Critique of the redesign:

I really love the aesthetics of the redesign, but it is not as data-dense as the original. It is more interesting to look at, and I think it’s easier to see differences in the population density patterns in the circular layout, but the graphic takes up a lot more space. To get all of the icons and the text in one place, you’d really have to move up to the poster level, which may or may not be an option. I think I would still recommend reducing the number of color options, since this really functions more as a qualitative view for pattern finding rather than a quantitative tool.

Depending on the intended purpose of the graphic, I would also consider reducing the number of cities shown. It’s interesting to have them all side by side to compare, but I’m not sure that you gain much more information by including the smaller cities.

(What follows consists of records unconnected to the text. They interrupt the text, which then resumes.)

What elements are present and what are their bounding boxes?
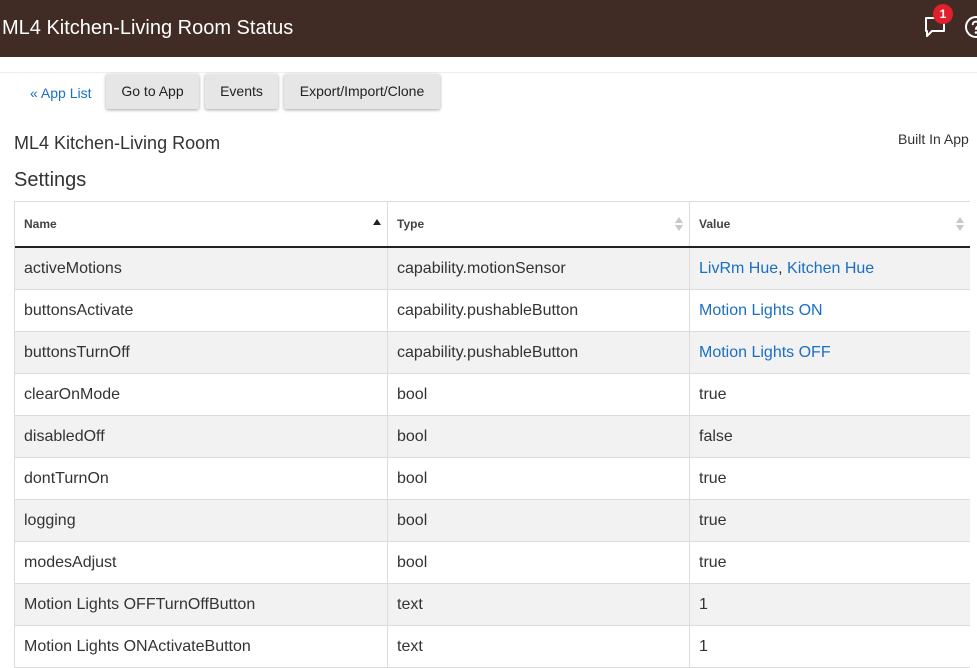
setting-name: buttonsActivate bbox=[15, 290, 388, 331]
settings-heading: Settings bbox=[14, 169, 87, 191]
setting-value: true bbox=[699, 386, 727, 403]
setting-type: capability.motionSensor bbox=[388, 248, 690, 289]
column-header-name[interactable]: Name bbox=[15, 202, 388, 246]
setting-value: 1 bbox=[699, 638, 708, 655]
table-row: Motion Lights ONActivateButton text 1 bbox=[15, 626, 970, 668]
events-button[interactable]: Events bbox=[205, 74, 278, 109]
device-link-kitchen-hue[interactable]: Kitchen Hue bbox=[787, 260, 874, 277]
device-link-motion-lights-on[interactable]: Motion Lights ON bbox=[699, 302, 823, 319]
device-link-livrm-hue[interactable]: LivRm Hue bbox=[699, 260, 778, 277]
value-separator: , bbox=[778, 260, 788, 277]
table-row: buttonsTurnOff capability.pushableButton… bbox=[15, 332, 970, 374]
device-link-motion-lights-off[interactable]: Motion Lights OFF bbox=[699, 344, 831, 361]
table-row: activeMotions capability.motionSensor Li… bbox=[15, 248, 970, 290]
setting-type: capability.pushableButton bbox=[388, 290, 690, 331]
table-row: logging bool true bbox=[15, 500, 970, 542]
setting-name: modesAdjust bbox=[15, 542, 388, 583]
table-row: Motion Lights OFFTurnOffButton text 1 bbox=[15, 584, 970, 626]
setting-value: true bbox=[699, 470, 727, 487]
table-header: Name Type Value bbox=[15, 202, 970, 248]
table-row: modesAdjust bool true bbox=[15, 542, 970, 584]
go-to-app-button[interactable]: Go to App bbox=[106, 74, 199, 109]
setting-value: Motion Lights ON bbox=[690, 290, 970, 331]
setting-value: 1 bbox=[699, 596, 708, 613]
table-row: buttonsActivate capability.pushableButto… bbox=[15, 290, 970, 332]
setting-type: text bbox=[388, 626, 690, 667]
help-icon[interactable] bbox=[963, 14, 977, 40]
setting-name: buttonsTurnOff bbox=[15, 332, 388, 373]
setting-name: Motion Lights OFFTurnOffButton bbox=[15, 584, 388, 625]
column-header-label: Value bbox=[699, 217, 731, 231]
table-row: clearOnMode bool true bbox=[15, 374, 970, 416]
sort-icon bbox=[675, 217, 683, 231]
setting-value: Motion Lights OFF bbox=[690, 332, 970, 373]
setting-type: text bbox=[388, 584, 690, 625]
setting-value: LivRm Hue, Kitchen Hue bbox=[690, 248, 970, 289]
notification-badge[interactable]: 1 bbox=[933, 4, 953, 24]
built-in-label: Built In App bbox=[898, 131, 969, 147]
nav-bar: « App List Go to App Events Export/Impor… bbox=[0, 74, 977, 112]
app-list-link[interactable]: « App List bbox=[30, 85, 92, 101]
sort-icon bbox=[956, 217, 964, 231]
setting-type: bool bbox=[388, 458, 690, 499]
setting-name: logging bbox=[15, 500, 388, 541]
top-bar: ML4 Kitchen-Living Room Status 1 bbox=[0, 0, 977, 57]
setting-value: true bbox=[699, 512, 727, 529]
column-header-label: Name bbox=[24, 217, 57, 231]
setting-name: disabledOff bbox=[15, 416, 388, 457]
setting-type: bool bbox=[388, 500, 690, 541]
setting-name: activeMotions bbox=[15, 248, 388, 289]
divider bbox=[0, 72, 977, 73]
settings-table: Name Type Value activeMotions capability… bbox=[14, 201, 970, 668]
setting-type: bool bbox=[388, 374, 690, 415]
setting-name: dontTurnOn bbox=[15, 458, 388, 499]
export-import-clone-button[interactable]: Export/Import/Clone bbox=[284, 74, 440, 109]
setting-value: true bbox=[699, 554, 727, 571]
column-header-value[interactable]: Value bbox=[690, 202, 970, 246]
table-row: disabledOff bool false bbox=[15, 416, 970, 458]
setting-name: clearOnMode bbox=[15, 374, 388, 415]
setting-value: false bbox=[699, 428, 733, 445]
column-header-type[interactable]: Type bbox=[388, 202, 690, 246]
column-header-label: Type bbox=[397, 217, 425, 231]
setting-name: Motion Lights ONActivateButton bbox=[15, 626, 388, 667]
sort-ascending-icon bbox=[373, 219, 381, 225]
setting-type: bool bbox=[388, 542, 690, 583]
app-name: ML4 Kitchen-Living Room bbox=[14, 133, 221, 153]
setting-type: capability.pushableButton bbox=[388, 332, 690, 373]
setting-type: bool bbox=[388, 416, 690, 457]
table-row: dontTurnOn bool true bbox=[15, 458, 970, 500]
page-title: ML4 Kitchen-Living Room Status bbox=[2, 17, 294, 39]
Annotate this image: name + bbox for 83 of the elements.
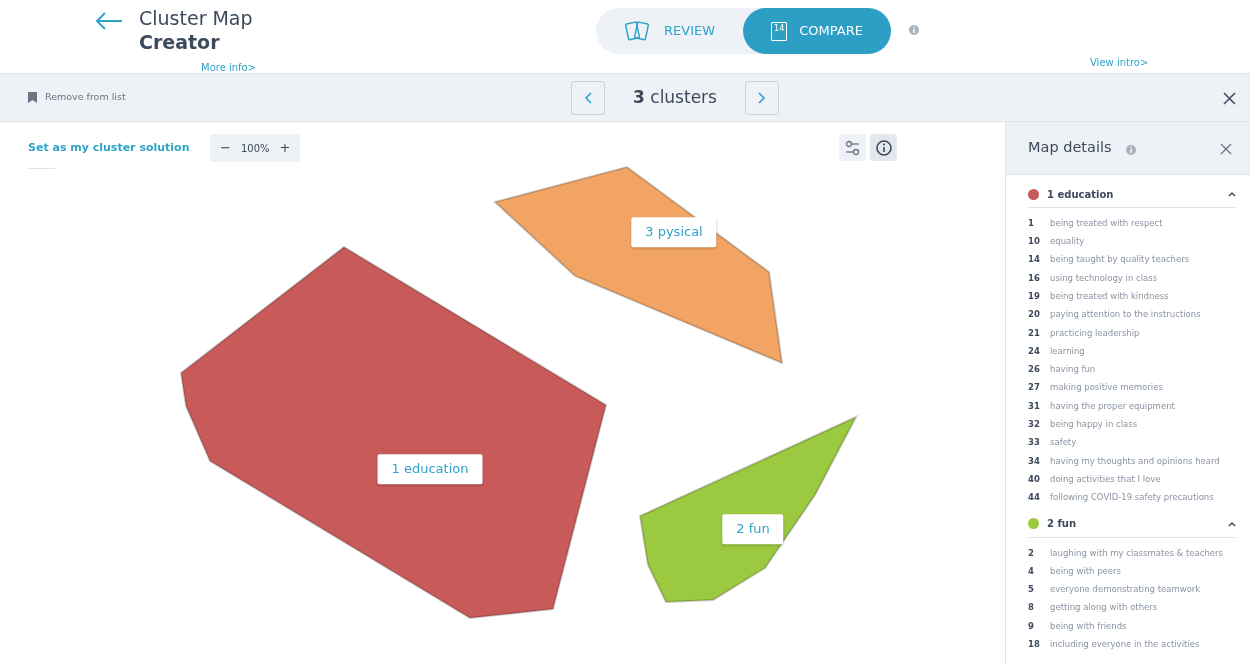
statement-number: 4 xyxy=(1028,564,1035,578)
statement-text: safety xyxy=(1050,436,1077,450)
cluster-count: 3 clusters xyxy=(632,85,718,109)
group-label: 2 fun xyxy=(1047,517,1077,532)
statement-text: everyone demonstrating teamwork xyxy=(1050,583,1201,596)
statement-number: 18 xyxy=(1028,638,1041,651)
cluster-label[interactable]: 1 education xyxy=(377,454,483,484)
mode-tab[interactable]: REVIEW xyxy=(596,8,744,54)
statement-number: 40 xyxy=(1028,472,1041,486)
statement-number: 16 xyxy=(1028,271,1041,285)
mode-tab[interactable]: 14 COMPARE xyxy=(743,8,891,54)
toggles-icon xyxy=(844,139,861,156)
group-label: 1 education xyxy=(1047,187,1114,202)
count-badge: 14 xyxy=(771,21,788,41)
info-icon xyxy=(875,139,892,156)
statement-text: learning xyxy=(1050,344,1085,358)
statement-text: being happy in class xyxy=(1050,418,1138,431)
back-arrow-icon xyxy=(95,11,123,30)
chevron-up-icon xyxy=(1228,520,1236,527)
app-title: Cluster Map xyxy=(139,6,253,30)
statement-text: having fun xyxy=(1050,363,1096,376)
statement-text: doing activities that I love xyxy=(1050,472,1161,486)
statement-number: 2 xyxy=(1028,546,1035,560)
statement-number: 44 xyxy=(1028,491,1041,504)
panel-title: Map details xyxy=(1028,138,1112,158)
app-title: Creator xyxy=(139,30,221,54)
cluster-label[interactable]: 3 pysical xyxy=(631,217,717,247)
info-button[interactable] xyxy=(870,134,898,161)
cluster-group-header[interactable]: 1 education xyxy=(1028,181,1236,208)
cluster-shape[interactable] xyxy=(638,414,859,604)
statement-number: 14 xyxy=(1028,253,1041,267)
statement-text: having my thoughts and opinions heard xyxy=(1050,454,1220,468)
statement-text: being treated with kindness xyxy=(1050,289,1169,303)
statement-text: having the proper equipment xyxy=(1050,399,1175,413)
statement-text: paying attention to the instructions xyxy=(1050,308,1201,321)
statement-text: following COVID-19 safety precautions xyxy=(1050,491,1214,504)
statement-text: equality xyxy=(1050,235,1085,248)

If I were to make this interactive, I think I’d include a popup bar chart or other quantitative visualization to show a cross section of the graphs when the user hovers over them with the mouse. I’d also consider enlarging the highlighted pattern, to make it easier to see. It would be necessary to reduce the number of cities shown, to fit better on the screen. I’d want to allow users to filter the results based on specific metrics, and possibly also search for a specific city in the list. It would be interesting to use an animated transition from the general overview to a gallery showing cities of similar types (similarity perhaps being defined in different ways, based on user choice). I also think that integrating a map into the view might be helpful; perhaps in a linked sidebar, with a popup dot that corresponds to the city’s location when a user hovers over a circle, and reciprocal highlighting of related circles when the user hovers over a particular city/state on the map.